Not seeing eye-to-eye with the old guard of the ballet world, he left after just two seasons. “This idea that this company needs to be white ... that was a fight that actually I wasn’t going to win,” he recalls. He returned to the US to choreograph, and to build up his own contemporary ballet company, LA Dance Project.

Back in the American ballet world, issues of diversity and equality are front and center. Many have pointed to a lack of female choreographers and heads of major companies. Millepied says that’s a problem that’s specific to ballet. “There are amazing choreographers in contemporary dance. If ballet schools made that more part of their mission, I think more women would be choreographing. More women would be interested. You don’t become a composer by just being a musician … you study composition. Ballet is the only art form where suddenly someone wants to become a choreographer and they’ve got to figure it out on their own.”

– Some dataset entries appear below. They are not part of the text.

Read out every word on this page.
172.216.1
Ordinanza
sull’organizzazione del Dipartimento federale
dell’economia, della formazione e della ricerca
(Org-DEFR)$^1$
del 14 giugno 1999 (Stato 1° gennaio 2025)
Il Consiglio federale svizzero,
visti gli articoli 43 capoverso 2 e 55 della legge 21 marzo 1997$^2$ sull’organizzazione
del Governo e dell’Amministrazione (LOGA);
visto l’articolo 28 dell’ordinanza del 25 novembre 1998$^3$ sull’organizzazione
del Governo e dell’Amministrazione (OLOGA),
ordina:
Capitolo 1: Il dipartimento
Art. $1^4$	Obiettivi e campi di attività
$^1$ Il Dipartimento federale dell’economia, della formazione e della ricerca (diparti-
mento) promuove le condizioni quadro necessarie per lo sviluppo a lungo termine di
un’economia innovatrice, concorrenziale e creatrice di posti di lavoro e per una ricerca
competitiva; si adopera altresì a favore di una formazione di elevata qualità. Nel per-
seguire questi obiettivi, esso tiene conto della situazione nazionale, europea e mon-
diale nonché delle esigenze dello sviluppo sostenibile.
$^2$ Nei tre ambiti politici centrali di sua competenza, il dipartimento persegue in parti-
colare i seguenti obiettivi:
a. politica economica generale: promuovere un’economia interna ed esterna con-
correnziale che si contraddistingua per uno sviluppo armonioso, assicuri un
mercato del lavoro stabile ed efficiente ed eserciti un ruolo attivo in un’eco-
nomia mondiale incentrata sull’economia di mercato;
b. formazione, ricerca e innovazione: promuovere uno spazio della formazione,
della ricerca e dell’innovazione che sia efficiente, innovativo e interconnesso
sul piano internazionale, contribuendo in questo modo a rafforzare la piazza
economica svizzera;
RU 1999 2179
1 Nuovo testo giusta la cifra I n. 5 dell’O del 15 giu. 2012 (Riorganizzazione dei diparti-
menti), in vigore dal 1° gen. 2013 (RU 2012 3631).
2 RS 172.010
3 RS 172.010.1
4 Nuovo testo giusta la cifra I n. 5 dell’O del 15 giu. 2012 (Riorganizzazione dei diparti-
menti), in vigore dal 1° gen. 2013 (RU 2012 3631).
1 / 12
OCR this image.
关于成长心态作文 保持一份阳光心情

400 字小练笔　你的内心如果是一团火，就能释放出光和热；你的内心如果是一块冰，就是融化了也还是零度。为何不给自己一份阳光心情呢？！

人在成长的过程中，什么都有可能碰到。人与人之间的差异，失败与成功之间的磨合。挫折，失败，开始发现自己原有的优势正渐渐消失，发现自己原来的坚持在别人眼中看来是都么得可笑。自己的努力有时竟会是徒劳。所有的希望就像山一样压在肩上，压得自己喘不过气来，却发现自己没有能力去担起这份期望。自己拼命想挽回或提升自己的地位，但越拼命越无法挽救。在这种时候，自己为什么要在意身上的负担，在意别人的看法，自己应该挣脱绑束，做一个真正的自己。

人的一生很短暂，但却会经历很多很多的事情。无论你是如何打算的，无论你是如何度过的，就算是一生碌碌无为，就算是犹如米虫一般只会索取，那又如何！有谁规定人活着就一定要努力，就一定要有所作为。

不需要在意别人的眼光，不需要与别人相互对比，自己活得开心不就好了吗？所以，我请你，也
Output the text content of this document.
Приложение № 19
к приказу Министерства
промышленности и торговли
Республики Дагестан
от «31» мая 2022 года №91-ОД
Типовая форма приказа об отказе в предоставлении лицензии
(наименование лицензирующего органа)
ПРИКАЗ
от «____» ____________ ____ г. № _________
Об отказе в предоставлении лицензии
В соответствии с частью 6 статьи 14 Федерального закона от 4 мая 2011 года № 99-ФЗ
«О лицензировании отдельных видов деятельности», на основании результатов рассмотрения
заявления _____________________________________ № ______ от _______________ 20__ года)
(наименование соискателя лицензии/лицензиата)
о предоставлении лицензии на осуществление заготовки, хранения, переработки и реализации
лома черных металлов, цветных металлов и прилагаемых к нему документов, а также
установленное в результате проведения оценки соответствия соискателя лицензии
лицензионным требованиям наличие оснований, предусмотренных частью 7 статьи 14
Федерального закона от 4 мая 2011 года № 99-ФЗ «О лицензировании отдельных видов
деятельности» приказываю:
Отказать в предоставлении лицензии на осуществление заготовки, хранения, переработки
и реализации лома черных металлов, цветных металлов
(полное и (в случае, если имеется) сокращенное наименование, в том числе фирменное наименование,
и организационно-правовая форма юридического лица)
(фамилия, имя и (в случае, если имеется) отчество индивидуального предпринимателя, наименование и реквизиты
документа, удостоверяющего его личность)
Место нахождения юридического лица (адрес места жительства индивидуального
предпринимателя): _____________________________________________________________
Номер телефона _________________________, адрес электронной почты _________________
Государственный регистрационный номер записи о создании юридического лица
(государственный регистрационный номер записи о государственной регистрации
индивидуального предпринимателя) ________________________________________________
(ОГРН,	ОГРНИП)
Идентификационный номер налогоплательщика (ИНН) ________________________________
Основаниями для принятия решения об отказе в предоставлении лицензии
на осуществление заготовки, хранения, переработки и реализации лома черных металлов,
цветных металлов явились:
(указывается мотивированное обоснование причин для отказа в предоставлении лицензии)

But some loud voices in the ballet community are pushing conversations about gender equality in ballet in another direction.

Renowned choreographer and current artist-in-residence for the American Ballet, Alexei Ratmansky, fired up the debate with his Oct. 1 Facebook post in which he wrote that “there is no such thing as equality in ballet” and “I am very comfortable with that.”

Millepied does not agree with that view. “I think it’s diminishing and unfortunate.” But, he says, the choreographers who need to push for better representation of women in ballet are the ones who really have something to say. “Every filmmaker isn’t going to make a movie about the Latino community or homosexuality. Everybody has different things to say, and they should create things they relate to.”

And Millepied adopts that mentality for himself. His newest onstage piece, “I Feel the Earth Move,” was born of his impression that the world felt deeply uncertain. When he first began choreographing it, the Paris terror attacks of November 2015 had just occurred.

“The world doesn't feel safe,” he says. And now, two years later, that feeling of uncertainty has carried over to his adopted homeland of the US. “I Feel the Earth Move” is an allegory, he says, for this moment in time. But he was careful not to give the piece a narrative arc, instead hoping people will bring their own ideas to his choreography. “I prefer to … create situations that people will read in different ways.”

In the end, Millepied says approaching ballet with no preconceived notions is the best way to experience it, as with all art. “Stravinsky always said ‘I write my music for children and dogs. They understand it best.”